Skype, now Microsoft-owned, is a utility. I couldn’t give up Skype any more than I could not have a cell phone or an Internet connection. But again, this is another obvious choice.
The more interesting selection in this work-related category is Dropbox. And it’s not even that I personally turn to Dropbox for my own work, so much that Dropbox is thrust upon me. Since I’m more often the recipient of files than I am their creator, it’s interesting to see the transition from .zip files and email attachments to Dropbox at the companies I communicate with. Towards the beginning of the year, it was business as usual – emails with files attached. But by the end of 2012, it seemed like every other email included a Dropbox link pointing instead to an online collection of files. (Anecdotal evidence of Dropbox’s growing influence? Sure, but this whole list is anecdotal, folks.)
Meanwhile, Evernote remains my preferred note-taking and clipping solution over Office/iWork/Notepad/OneNote, etc. Since I’m usually online, I just use the web app. I don’t think I’ve launched the desktop version but a handful of times, if I’m being honest.
Because I use all three of the services so much for work purposes on the web, they have, by extension, become must-have downloads on mobile, too. That’s interesting when you stop and think about it.

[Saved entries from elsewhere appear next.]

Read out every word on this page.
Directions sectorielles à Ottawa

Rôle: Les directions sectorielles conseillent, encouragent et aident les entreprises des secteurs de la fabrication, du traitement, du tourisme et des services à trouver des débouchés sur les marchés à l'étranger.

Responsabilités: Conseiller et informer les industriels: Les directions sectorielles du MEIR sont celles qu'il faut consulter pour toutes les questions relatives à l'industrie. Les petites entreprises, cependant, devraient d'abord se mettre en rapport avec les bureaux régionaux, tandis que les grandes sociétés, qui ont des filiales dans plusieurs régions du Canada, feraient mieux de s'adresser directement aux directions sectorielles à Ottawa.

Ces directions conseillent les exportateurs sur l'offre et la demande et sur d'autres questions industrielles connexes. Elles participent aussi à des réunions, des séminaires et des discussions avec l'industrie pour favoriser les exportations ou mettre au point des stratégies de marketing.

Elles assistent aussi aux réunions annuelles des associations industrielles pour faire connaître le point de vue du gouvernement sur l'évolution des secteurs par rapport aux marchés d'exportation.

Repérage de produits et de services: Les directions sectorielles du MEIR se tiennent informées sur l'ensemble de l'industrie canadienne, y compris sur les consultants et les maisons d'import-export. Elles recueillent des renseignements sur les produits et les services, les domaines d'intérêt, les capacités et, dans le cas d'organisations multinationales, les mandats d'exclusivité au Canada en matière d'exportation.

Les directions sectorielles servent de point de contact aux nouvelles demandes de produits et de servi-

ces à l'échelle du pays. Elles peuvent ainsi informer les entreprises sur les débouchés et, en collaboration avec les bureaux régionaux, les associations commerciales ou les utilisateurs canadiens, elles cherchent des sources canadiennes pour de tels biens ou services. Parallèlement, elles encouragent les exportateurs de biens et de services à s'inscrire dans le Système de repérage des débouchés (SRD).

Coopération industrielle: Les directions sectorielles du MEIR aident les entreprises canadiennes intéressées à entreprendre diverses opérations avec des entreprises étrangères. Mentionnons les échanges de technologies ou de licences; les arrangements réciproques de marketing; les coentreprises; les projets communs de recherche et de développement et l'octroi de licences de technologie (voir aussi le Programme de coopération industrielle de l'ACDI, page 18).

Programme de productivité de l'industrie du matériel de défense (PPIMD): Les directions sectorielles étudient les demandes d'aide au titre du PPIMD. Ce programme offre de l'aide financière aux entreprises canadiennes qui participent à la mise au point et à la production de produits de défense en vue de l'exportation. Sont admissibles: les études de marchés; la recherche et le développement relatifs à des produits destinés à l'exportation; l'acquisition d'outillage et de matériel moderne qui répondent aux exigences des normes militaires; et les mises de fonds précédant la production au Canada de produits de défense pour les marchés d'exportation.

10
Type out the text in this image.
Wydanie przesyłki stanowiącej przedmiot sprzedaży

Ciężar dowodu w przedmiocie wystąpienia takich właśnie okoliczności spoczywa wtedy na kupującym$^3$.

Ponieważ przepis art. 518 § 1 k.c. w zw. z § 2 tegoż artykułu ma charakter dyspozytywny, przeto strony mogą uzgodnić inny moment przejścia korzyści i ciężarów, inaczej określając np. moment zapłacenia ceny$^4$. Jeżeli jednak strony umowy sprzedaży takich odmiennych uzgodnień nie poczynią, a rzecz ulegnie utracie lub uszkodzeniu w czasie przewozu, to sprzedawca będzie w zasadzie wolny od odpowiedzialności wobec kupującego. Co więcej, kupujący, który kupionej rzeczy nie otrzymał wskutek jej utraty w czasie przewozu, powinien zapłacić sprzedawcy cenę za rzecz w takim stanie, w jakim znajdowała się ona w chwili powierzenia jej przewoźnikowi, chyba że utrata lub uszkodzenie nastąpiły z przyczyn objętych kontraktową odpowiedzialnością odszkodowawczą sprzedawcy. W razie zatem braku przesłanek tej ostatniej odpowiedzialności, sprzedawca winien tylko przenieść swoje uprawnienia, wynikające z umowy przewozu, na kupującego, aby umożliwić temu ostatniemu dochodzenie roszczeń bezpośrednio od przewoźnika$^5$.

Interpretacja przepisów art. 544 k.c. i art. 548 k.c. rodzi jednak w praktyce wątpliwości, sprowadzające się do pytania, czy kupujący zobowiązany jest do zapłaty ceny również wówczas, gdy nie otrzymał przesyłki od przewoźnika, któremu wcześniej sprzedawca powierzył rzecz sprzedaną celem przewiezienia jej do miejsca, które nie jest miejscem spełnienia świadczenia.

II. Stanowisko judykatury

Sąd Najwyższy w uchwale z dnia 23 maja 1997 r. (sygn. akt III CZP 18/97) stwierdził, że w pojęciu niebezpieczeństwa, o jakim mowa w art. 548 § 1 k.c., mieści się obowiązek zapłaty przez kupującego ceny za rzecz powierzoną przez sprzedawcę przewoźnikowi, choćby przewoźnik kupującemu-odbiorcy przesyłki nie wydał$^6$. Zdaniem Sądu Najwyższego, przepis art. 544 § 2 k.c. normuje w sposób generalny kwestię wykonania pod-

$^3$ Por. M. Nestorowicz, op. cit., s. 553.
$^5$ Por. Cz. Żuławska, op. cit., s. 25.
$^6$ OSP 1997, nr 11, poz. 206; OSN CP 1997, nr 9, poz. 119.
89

In these cases, it’s not about being mobile-first or mobile-only, it’s about wrapping in mobile as an important part of an overall, cross-platform strategy.
I’m skipping games here, as well as the travel category, the latter of which doesn’t include most-used apps, but rather apps that are heavily used in spurts, then abandoned until the next trip. The one exception to that may be TripIt, since it’s also the app people use when sharing their travel plans with me.
There are plenty of other apps that should be on a year-end list, and are likely on many others’ lists. I can’t say that these were my most-used apps, but these are either: a) too important to skip, b) borderline most-used, or c) saw increased usage in 2012.
LinkedIn, Uber, Airbnb, Flipboard, Sincerely (app suite), flickr, Tango, HBOGO, SoundCloud, Square, PayPal, Fab, OpenTable, Yelp, Quora, BuzzFeed, Cobook, Cinemagram, SnapChat, Pic Stich, Twitter (which was sort of mentioned above), Kindle, Starbucks, Shazam, Groupon, LivingSocial, Camera+, iMovie, Amazon Instant, Pandora, NYT, WSJ, Paper, Hulu, Plus, Flixster, Fantastical, WhatsApp, Flashlight, Summly, Craigslist, Pocket, The Weather Channel
Maybe my most-used list is a little boring? A number of the companies I use the most on mobile are those I’ve used the most on the web for many years. Shouldn’t mobile open up the door to a whole new breed of innovators to come in with their mobile-first experiences? Yes, it should. But becoming an Instagram-level hit on mobile is clearly easier said than done. (See also: Path, Foursquare.)
Now, I could have gone out of my way to find an early-stage startup to feature in each category, but I’m trying to be honest here. Many of the apps I use the most aren’t the unknowns, but rather the big-name web brands that have managed to become a part of my daily life. That’s why today’s top headlines are all about the big co’s – the news is simply mirroring real-world adoption trends.
Still, looking back at the list, I’m a little disappointed that there weren’t more surprises in there. I hope that changes in 2013.